First of all, let’s take a step back. People are people. We all have these opinions, and hopefully some kind of convictions about morality and what it takes to live a meaningful life. Those convictions are different, and suffice it to say, I believe that some of those opinions and convictions are wrong. This post, however, is not to establish my side on current issues.
It is to establish my side on how people are communicating their side on current issues.
I believe a lot of our character is revealed in how we treat and talk to or about people who disagree with us.
We seem to have gotten to this place where we are correct, the people who agree with us are worthy, and the people who don’t agree with us are ignorant, blind, or close-minded. And as your social media may portray, a clear waste of oxygen, though not a waste of time to mock or sub-tweet about.
We have forgotten that people who disagree with us are people covered under the same blood as we are.
It doesn’t matter which side you are on. I think we have gotten to the place where we read things, things trying to bring the hypocrisy to light, and we apply it to the other side. We apply it to the people who disagree with us.
But I want us ALL to step back for a moment and consider three things:
Who are we? Who do we want to be? How can we be those people?
I am a child of God, covered in mercy and grace by the salvation purchased with the powerful blood of Jesus. That’s my identity.
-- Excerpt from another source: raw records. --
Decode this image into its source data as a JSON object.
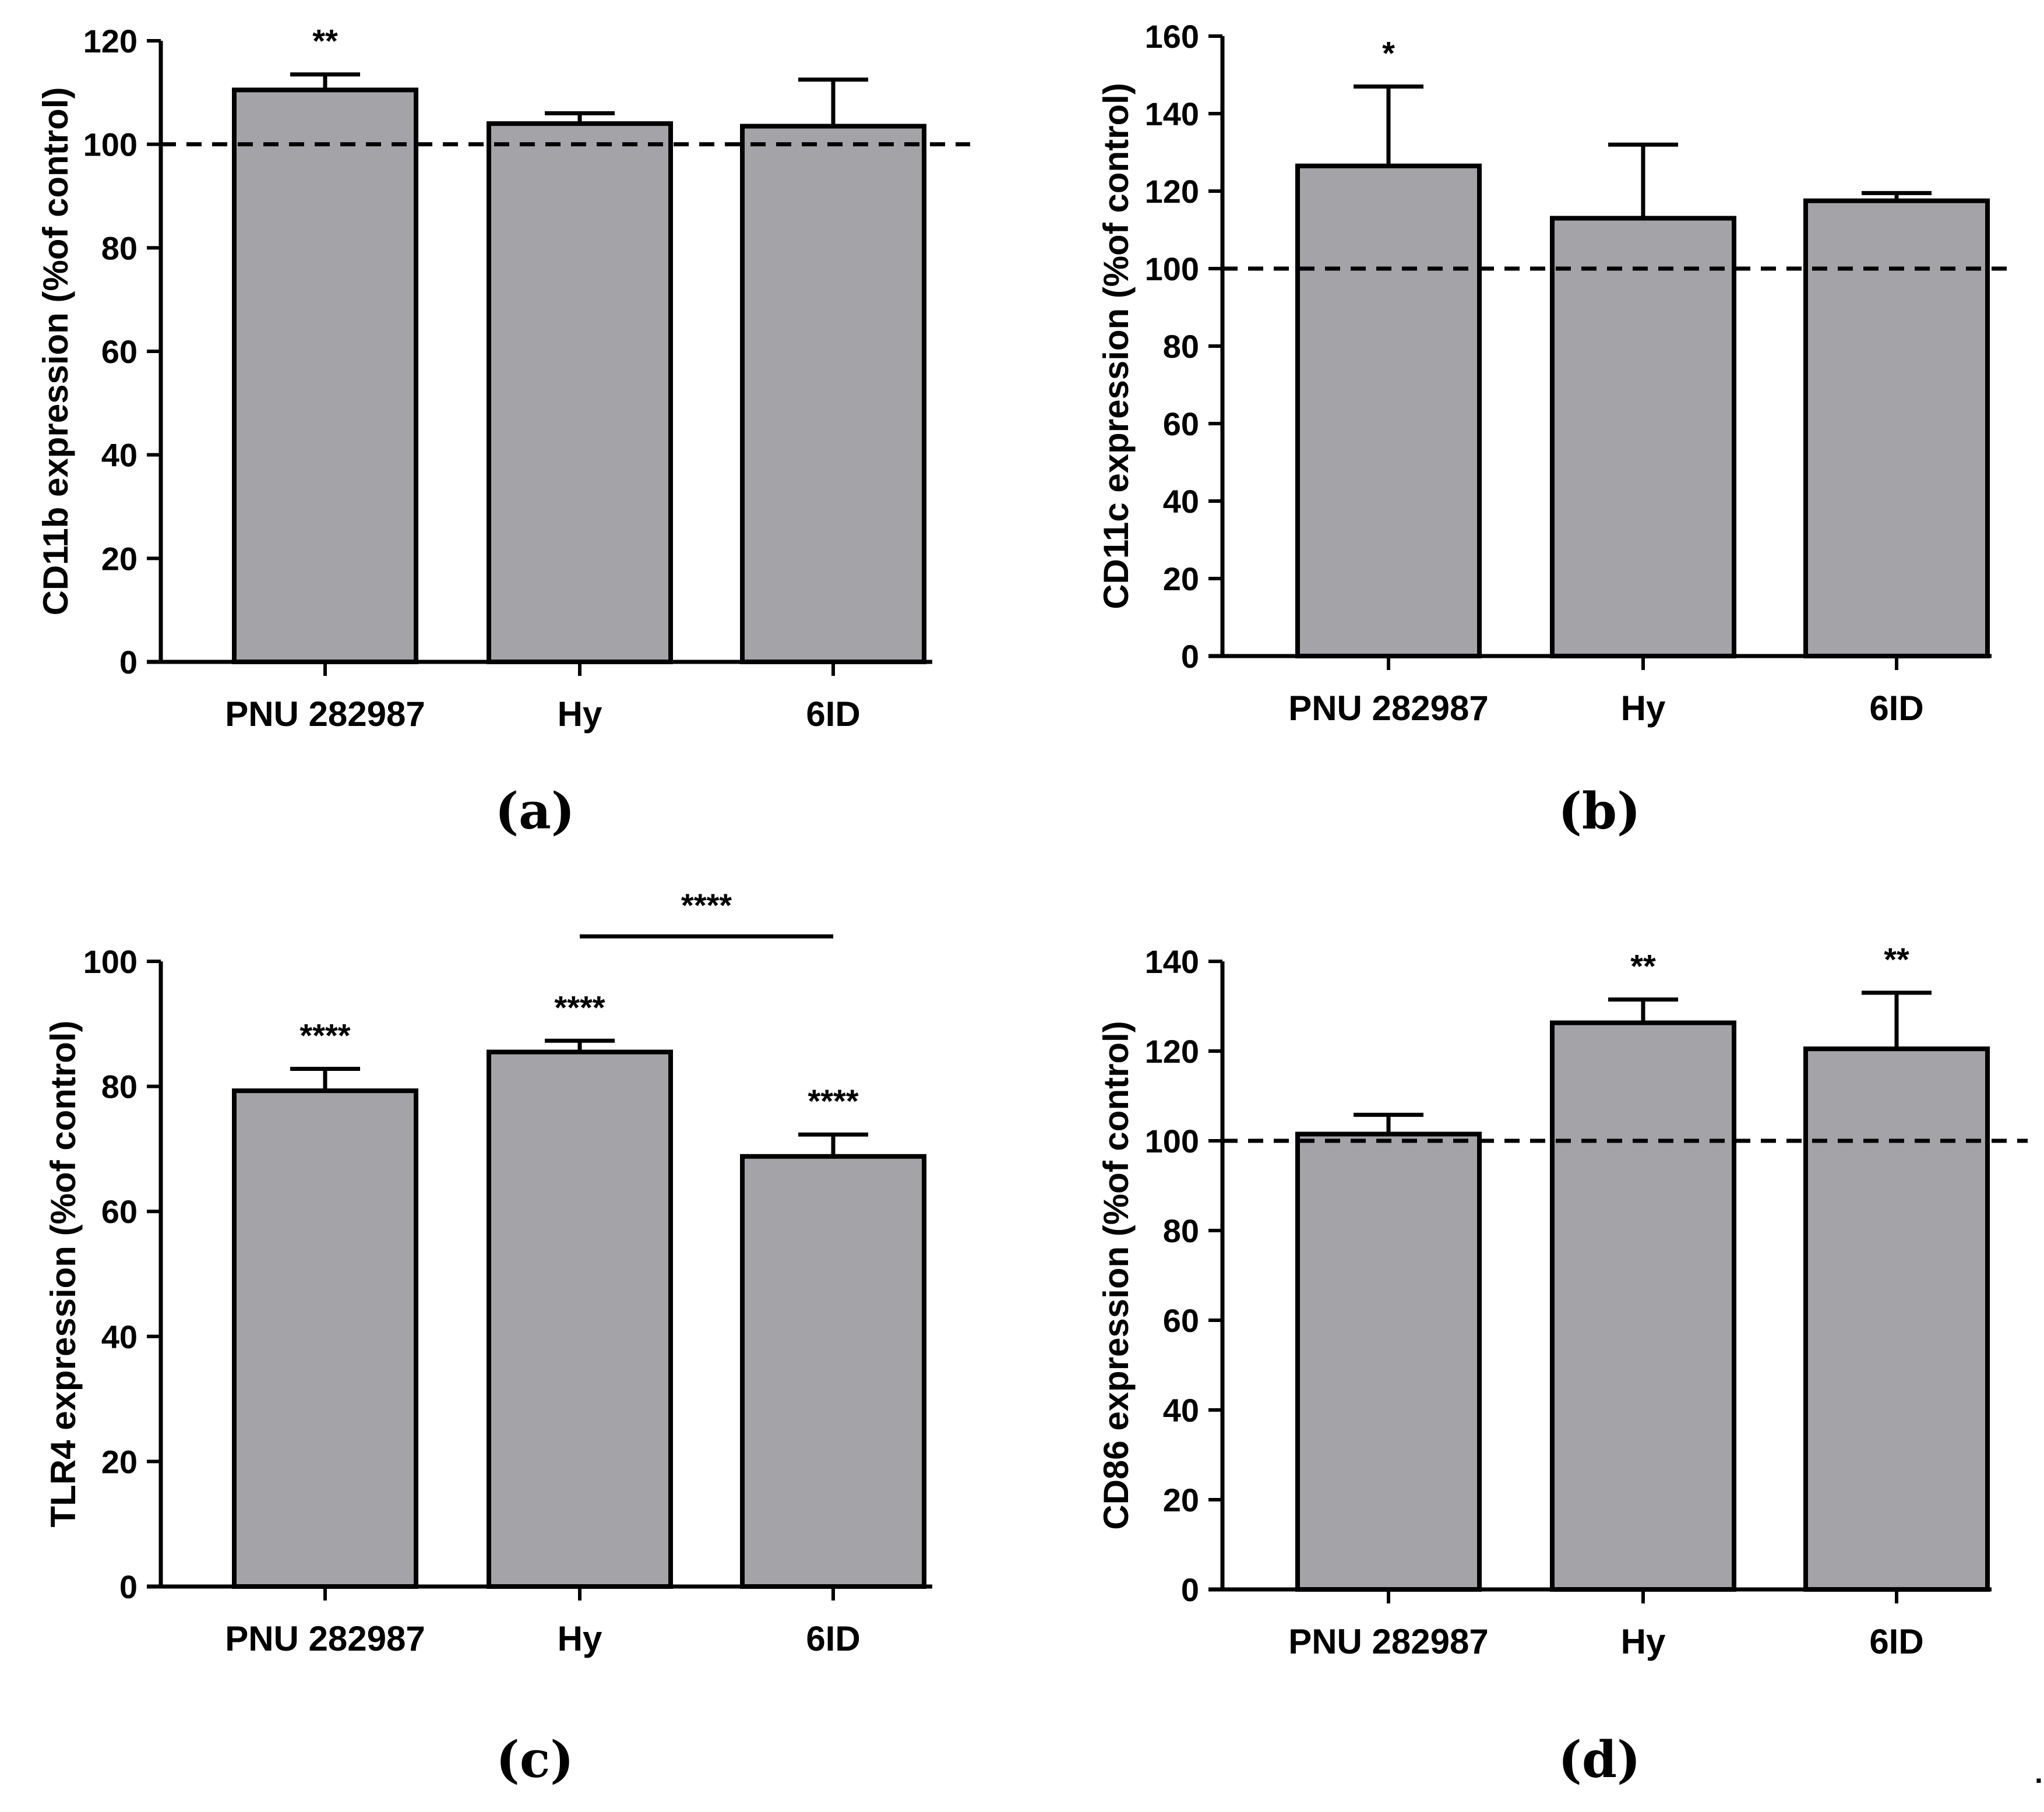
{
  "figure": {
    "panel_labels": [
      "(a)",
      "(b)",
      "(c)",
      "(d)"
    ],
    "trailing_mark": "."
  },
  "chart_data": [
    {
      "type": "bar",
      "panel": "(a)",
      "categories": [
        "PNU 282987",
        "Hy",
        "6ID"
      ],
      "values": [
        110.5,
        104,
        103.5
      ],
      "errors": [
        3,
        2,
        9
      ],
      "significance": [
        "**",
        "",
        ""
      ],
      "reference_line": 100,
      "ylabel": "CD11b expression (%of control)",
      "xlabel": "",
      "ylim": [
        0,
        120
      ],
      "yticks": [
        0,
        20,
        40,
        60,
        80,
        100,
        120
      ],
      "bar_color": "#a4a3a8",
      "comparisons": []
    },
    {
      "type": "bar",
      "panel": "(b)",
      "categories": [
        "PNU 282987",
        "Hy",
        "6ID"
      ],
      "values": [
        126.5,
        113,
        117.5
      ],
      "errors": [
        20.5,
        19,
        2
      ],
      "significance": [
        "*",
        "",
        ""
      ],
      "reference_line": 100,
      "ylabel": "CD11c expression (%of control)",
      "xlabel": "",
      "ylim": [
        0,
        160
      ],
      "yticks": [
        0,
        20,
        40,
        60,
        80,
        100,
        120,
        140,
        160
      ],
      "bar_color": "#a4a3a8",
      "comparisons": []
    },
    {
      "type": "bar",
      "panel": "(c)",
      "categories": [
        "PNU 282987",
        "Hy",
        "6ID"
      ],
      "values": [
        79.3,
        85.5,
        68.8
      ],
      "errors": [
        3.5,
        1.8,
        3.5
      ],
      "significance": [
        "****",
        "****",
        "****"
      ],
      "reference_line": null,
      "ylabel": "TLR4 expression (%of control)",
      "xlabel": "",
      "ylim": [
        0,
        100
      ],
      "yticks": [
        0,
        20,
        40,
        60,
        80,
        100
      ],
      "bar_color": "#a4a3a8",
      "comparisons": [
        {
          "from": 1,
          "to": 2,
          "label": "****",
          "y": 104
        }
      ]
    },
    {
      "type": "bar",
      "panel": "(d)",
      "categories": [
        "PNU 282987",
        "Hy",
        "6ID"
      ],
      "values": [
        101.5,
        126.3,
        120.5
      ],
      "errors": [
        4.3,
        5.2,
        12.5
      ],
      "significance": [
        "",
        "**",
        "**"
      ],
      "reference_line": 100,
      "ylabel": "CD86 expression (%of control)",
      "xlabel": "",
      "ylim": [
        0,
        140
      ],
      "yticks": [
        0,
        20,
        40,
        60,
        80,
        100,
        120,
        140
      ],
      "bar_color": "#a4a3a8",
      "comparisons": []
    }
  ]
}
I want to be someone who tries to get the plank out of my own eye before contemplating a clever way to highlight the speck (which may in some cases be quite a plank in itself) in someone else’s.
I want to be someone who seeks first to understand. I want to be able to entertain an idea without accepting it (Aristotle, anyone), who is willing to entertain something rather than reject it out of fear. I want to be someone who can reject ideas with integrity and grace. I want to be someone who, after entertaining, can see the lost and broken as people who are lost and broken, people who won’t be “fixed” by my scolding or arguments or backlash or tweets or likes or shares.
We are never going to change anything by mocking people. We are never going to change anything by drawing lines between ourselves and others, even the people we perceive to be living in a web created by false prophets and faulty beliefs.
We are not going to build the Kingdom by sub-tweeting about ignorance or sharing memes on Facebook.
We will only invite the lost and broken into completeness through the love of Jesus, the love of the one who ate with prostitutes and tax collectors and disciples, not to condemn them, not to share a list of their offenses or praise their good works, but to welcome them into a personal relationship with himself.